Потому что, как только его нашёл тот серьёзный искренний взгляд, как только к нему потянулась рука, все части мозаики судьбы встали на свои места.
– Цинь Цзин, – Шэнь Ляншэн знал, что в его голосе не было ни гнева, ни угрозы, так что он не думал, что напугает молодого человека, но прошло много времени, а ответа всё не было.
Он сделал ещё несколько шагов и лишь тогда заметил – сам Цинь Цзин никогда не руководил построением. То, что было перед ним – лишь обманчивые очертания иллюзии.
– На этот раз он быстро сбежал… – в кои-то веки Шэнь-хуфа не мог сказать, хотелось ли ему нахмуриться или улыбнуться. Он остановился перед фигурой и вытянул левую руку. Пальцы прошли сквозь тени без малейшего сопротивления.
Дело есть дело, ему нужно разрушить построение. Больше никаких задержек, и он рассёк фигуру своим мечом. Он направил лишь самую малость своей энергии сквозь клинок и мираж рассеялся без следа.
Центр был разрушен и построение рассыпалось. Все трое снова увидели друг друга, естественно, в тридцати футах от пагоды. Шэнь Ляншэн не выглядел потрёпанным, но у обоих старейшин то там то сям виднелись царапины.

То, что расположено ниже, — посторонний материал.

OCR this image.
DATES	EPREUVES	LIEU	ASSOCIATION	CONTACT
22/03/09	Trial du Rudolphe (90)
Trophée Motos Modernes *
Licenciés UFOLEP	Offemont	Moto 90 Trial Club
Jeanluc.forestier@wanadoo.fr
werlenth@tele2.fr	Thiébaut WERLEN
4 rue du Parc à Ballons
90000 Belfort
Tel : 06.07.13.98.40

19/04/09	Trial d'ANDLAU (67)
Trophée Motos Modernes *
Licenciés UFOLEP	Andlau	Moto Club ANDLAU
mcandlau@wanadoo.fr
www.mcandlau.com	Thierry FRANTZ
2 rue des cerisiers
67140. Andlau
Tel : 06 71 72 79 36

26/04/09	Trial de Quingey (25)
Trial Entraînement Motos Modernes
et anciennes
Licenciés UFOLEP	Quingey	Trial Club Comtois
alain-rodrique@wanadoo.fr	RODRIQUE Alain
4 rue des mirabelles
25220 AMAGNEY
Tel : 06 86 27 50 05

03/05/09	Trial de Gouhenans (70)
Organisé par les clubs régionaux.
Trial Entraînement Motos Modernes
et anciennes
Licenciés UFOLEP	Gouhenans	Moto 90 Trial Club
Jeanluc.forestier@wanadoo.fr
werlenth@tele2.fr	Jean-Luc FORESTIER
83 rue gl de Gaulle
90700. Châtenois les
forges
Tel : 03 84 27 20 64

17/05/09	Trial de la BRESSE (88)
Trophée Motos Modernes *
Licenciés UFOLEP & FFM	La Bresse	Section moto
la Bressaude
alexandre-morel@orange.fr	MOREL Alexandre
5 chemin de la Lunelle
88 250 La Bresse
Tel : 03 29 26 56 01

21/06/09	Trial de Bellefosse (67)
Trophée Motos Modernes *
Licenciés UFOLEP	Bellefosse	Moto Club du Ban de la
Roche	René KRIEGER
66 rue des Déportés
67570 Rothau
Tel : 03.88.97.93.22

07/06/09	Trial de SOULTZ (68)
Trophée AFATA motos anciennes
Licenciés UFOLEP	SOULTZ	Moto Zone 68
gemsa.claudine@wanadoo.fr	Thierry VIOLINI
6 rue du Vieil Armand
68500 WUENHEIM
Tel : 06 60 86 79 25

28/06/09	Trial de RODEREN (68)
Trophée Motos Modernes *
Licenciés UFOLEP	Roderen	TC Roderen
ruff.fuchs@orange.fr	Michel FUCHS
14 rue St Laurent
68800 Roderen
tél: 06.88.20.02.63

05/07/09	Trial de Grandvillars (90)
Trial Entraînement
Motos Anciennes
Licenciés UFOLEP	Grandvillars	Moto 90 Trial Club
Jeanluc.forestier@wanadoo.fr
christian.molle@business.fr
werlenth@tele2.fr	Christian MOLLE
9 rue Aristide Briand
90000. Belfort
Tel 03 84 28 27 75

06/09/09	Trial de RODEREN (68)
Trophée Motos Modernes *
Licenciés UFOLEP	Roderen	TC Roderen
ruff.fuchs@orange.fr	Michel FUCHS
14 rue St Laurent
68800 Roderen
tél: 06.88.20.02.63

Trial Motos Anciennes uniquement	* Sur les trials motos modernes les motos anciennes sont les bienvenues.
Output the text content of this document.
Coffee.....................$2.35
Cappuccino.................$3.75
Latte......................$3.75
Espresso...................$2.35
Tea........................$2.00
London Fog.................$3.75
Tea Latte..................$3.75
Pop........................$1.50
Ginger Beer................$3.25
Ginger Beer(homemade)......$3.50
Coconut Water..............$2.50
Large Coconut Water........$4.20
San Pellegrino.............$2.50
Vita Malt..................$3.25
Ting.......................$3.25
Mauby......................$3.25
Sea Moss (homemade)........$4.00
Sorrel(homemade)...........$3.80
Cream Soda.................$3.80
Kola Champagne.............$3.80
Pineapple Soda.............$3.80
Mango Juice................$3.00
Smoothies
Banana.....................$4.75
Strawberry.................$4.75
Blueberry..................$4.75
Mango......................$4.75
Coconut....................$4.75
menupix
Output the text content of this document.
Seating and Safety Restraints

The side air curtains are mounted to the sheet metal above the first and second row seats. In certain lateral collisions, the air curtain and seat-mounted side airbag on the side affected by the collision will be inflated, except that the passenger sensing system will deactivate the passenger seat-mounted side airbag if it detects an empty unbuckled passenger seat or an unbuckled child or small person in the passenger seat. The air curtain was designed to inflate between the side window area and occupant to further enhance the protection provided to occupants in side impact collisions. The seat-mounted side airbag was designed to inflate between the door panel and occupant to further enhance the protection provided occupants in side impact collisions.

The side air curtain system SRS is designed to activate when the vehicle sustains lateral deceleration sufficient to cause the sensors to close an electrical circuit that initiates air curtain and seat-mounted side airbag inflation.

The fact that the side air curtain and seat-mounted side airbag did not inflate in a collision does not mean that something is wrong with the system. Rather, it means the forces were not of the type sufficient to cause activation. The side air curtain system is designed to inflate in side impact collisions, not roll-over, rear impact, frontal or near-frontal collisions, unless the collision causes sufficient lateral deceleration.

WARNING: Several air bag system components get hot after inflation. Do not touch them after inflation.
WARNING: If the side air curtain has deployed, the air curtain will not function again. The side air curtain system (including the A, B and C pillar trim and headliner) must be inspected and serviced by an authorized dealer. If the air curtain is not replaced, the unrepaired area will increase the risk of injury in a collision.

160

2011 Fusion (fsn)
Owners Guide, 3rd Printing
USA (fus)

– Приветствую, Шэнь-шичжу.
Двери Пагоды открылись, и из неё вышли около дюжины монахов во главе с Хуишэн-таши. Они выстроились вокруг него в определённом порядке, должно быть это и было знаменитое построение восемнадцати Архатов.
– Я вечный должник учителя Хуишэн-таши за ценный урок, преподанный мне в прошлый раз, – Шэнь Ляншэн, хотя и был орудием разрушения, оставался так вежлив, что у двух старейшин свело челюсти, до того сильно они сжали зубы. – Сегодня я смогу получить ещё больше бесценных знаний от другого мастера. Для этого ученика это большая удача.
– Ты слишком скромен, шичжу. Буду честен с тобой: то, что ты ищешь в моих руках. Но кому-то оно может стоить куда дороже, чем его собственная ценность. Ради всего живого под небесами я надеюсь, что ты воздержишься от того, чтобы собрать ещё больше кровавых грехов.
– Мастер преувеличивает. Этот ученик лишь хочет вернуть утраченную собственность, но раз мастер не хочет позволить, я должен просить прощения за свою грубость, – он поднял меч, и убийственная аура опустилась сверху, заслоняя надвигающийся рассвет. – Приступим.